The old man glanced at her, apparently interpreting this as my mom’s way of telling my dad that it was time to go, because he said, “Okay. Two thousand even. That’s the best I can do. And you can drive her off the lot today.”

My dad took one more lap around the car, the sunlight bouncing off its rear windshield. Then he asked, “Do you take a check?”

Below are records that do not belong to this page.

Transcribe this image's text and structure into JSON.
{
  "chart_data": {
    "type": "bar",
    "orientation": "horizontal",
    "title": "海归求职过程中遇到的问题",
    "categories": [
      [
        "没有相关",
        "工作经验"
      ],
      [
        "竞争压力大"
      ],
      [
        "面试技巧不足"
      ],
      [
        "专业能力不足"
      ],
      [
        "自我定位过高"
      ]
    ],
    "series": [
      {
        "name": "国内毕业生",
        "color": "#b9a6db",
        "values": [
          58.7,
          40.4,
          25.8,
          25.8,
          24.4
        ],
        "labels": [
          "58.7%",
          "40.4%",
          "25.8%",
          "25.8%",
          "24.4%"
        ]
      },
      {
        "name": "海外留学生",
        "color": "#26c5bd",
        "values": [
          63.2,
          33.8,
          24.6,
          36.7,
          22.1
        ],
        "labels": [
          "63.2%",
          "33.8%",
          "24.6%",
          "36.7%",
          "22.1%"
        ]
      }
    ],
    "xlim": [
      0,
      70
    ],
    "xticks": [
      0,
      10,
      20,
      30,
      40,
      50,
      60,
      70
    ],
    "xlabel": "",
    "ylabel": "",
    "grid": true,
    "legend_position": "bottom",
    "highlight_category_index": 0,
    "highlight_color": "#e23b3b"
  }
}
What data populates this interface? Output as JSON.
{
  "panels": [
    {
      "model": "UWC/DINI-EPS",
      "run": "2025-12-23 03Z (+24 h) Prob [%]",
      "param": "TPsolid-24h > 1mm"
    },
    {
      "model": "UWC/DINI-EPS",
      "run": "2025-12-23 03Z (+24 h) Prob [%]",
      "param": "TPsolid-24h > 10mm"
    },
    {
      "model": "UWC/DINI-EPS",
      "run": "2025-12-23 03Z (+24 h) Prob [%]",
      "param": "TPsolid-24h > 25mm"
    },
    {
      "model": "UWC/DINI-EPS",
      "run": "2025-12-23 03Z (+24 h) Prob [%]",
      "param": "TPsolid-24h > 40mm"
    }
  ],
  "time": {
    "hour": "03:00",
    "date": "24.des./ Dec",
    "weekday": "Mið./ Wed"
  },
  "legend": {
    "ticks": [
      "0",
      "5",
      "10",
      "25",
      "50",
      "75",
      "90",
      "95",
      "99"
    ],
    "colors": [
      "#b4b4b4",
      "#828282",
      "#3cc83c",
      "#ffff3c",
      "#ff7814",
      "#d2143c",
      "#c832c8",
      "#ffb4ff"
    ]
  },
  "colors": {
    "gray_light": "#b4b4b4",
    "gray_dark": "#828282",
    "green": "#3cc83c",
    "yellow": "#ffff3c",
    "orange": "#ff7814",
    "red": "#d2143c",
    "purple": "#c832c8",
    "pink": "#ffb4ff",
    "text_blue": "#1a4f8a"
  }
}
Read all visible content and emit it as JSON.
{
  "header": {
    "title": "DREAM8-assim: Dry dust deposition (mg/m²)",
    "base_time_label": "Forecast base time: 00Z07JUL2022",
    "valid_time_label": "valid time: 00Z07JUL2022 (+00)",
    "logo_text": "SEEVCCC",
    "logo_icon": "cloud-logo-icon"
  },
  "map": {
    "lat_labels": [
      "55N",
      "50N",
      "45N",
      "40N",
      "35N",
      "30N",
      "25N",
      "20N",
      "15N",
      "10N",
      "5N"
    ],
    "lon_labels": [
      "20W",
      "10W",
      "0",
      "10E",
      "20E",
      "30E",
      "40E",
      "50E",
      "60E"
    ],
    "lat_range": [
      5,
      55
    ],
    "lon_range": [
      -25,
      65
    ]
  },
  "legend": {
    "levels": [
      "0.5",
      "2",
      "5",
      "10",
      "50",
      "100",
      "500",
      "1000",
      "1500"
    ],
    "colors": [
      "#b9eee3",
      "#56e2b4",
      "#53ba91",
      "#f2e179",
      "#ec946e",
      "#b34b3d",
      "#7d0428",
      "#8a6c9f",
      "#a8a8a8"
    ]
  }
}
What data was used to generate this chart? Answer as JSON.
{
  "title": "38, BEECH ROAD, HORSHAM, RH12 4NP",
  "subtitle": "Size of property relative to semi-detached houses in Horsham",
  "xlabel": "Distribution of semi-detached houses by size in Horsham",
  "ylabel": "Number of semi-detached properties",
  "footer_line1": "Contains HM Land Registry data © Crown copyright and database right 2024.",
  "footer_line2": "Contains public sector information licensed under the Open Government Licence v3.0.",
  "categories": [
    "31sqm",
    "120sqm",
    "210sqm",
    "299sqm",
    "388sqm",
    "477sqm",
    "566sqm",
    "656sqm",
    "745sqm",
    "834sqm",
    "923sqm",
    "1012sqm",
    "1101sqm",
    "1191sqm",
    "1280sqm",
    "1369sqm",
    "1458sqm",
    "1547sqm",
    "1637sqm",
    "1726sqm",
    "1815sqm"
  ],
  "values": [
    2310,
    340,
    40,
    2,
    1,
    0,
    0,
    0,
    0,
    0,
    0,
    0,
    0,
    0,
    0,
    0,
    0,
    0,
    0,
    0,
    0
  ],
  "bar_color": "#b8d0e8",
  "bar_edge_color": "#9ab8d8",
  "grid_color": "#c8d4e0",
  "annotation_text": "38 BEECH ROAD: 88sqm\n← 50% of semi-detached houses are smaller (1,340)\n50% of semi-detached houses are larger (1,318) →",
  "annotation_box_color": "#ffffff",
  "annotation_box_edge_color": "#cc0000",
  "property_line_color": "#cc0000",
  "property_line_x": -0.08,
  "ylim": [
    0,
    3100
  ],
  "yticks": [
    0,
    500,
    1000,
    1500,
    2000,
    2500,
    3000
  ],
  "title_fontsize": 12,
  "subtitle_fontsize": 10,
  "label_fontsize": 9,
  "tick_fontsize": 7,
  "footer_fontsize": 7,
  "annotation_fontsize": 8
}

WE DROVE HOME, two thousand dollars poorer, in our new Volkswagen Rabbit. In that big field, the old man, whose name we learned after we agreed to buy the car was Ralph Mason, gave my dad a quick lesson in the vagaries of manual transmission. My mom and I sat in the backseat as Mr. Mason, from the passenger side, took my dad through the gears, telling him when to depress the clutch and when to let it go. “Take her up!” Mr. Mason would shout. “Give her gas!” And my dad would obey the best he could. He was a mess at first, and each time the car twitched my mom would exclaim, “Ay!” but he took to the basic coordination of it surprisingly easily. After ten minutes, Mr. Mason declared my dad a natural. “Best student I’ve ever had,” he said, clapping my dad on the shoulder, and my dad beamed. In the backseat, my mom rolled her eyes.

My dad didn’t stall once on the drive home. Of course, he never made it above thirty miles per hour, either, even when we got on the stretch of Route 141 between I-95 and Kirkwood Highway. He crept onto 141 cautiously, like a beetle onto the tip of a branch, and kept a steady pace even though all the other cars in existence were flying past us at warp speed, honking as they swerved by.

“What are you doing?” my mom asked, buckled into her seat belt in the front.

My dad, focused on the road ahead, said nothing.

“Everyone’s passing us!”

“Let them,” he said, gripping the steering wheel with both hands now that we were in gear.

“No, this is not good, Rafa. You have to keep up.”

“The speed limit is fifty,” I said, trying to be helpful.

My mom peered at the speedometer. “You’re only going twenty-five!”

Again, my dad said nothing. He offered no explanation, no defense. He just focused on the road ahead and on steering the car.

A semi-truck roared by, sounding a long honk as it did. From on high, the driver gave us the finger.

“I can’t look,” my mom said, putting her hand over her eyes. “This is awful.”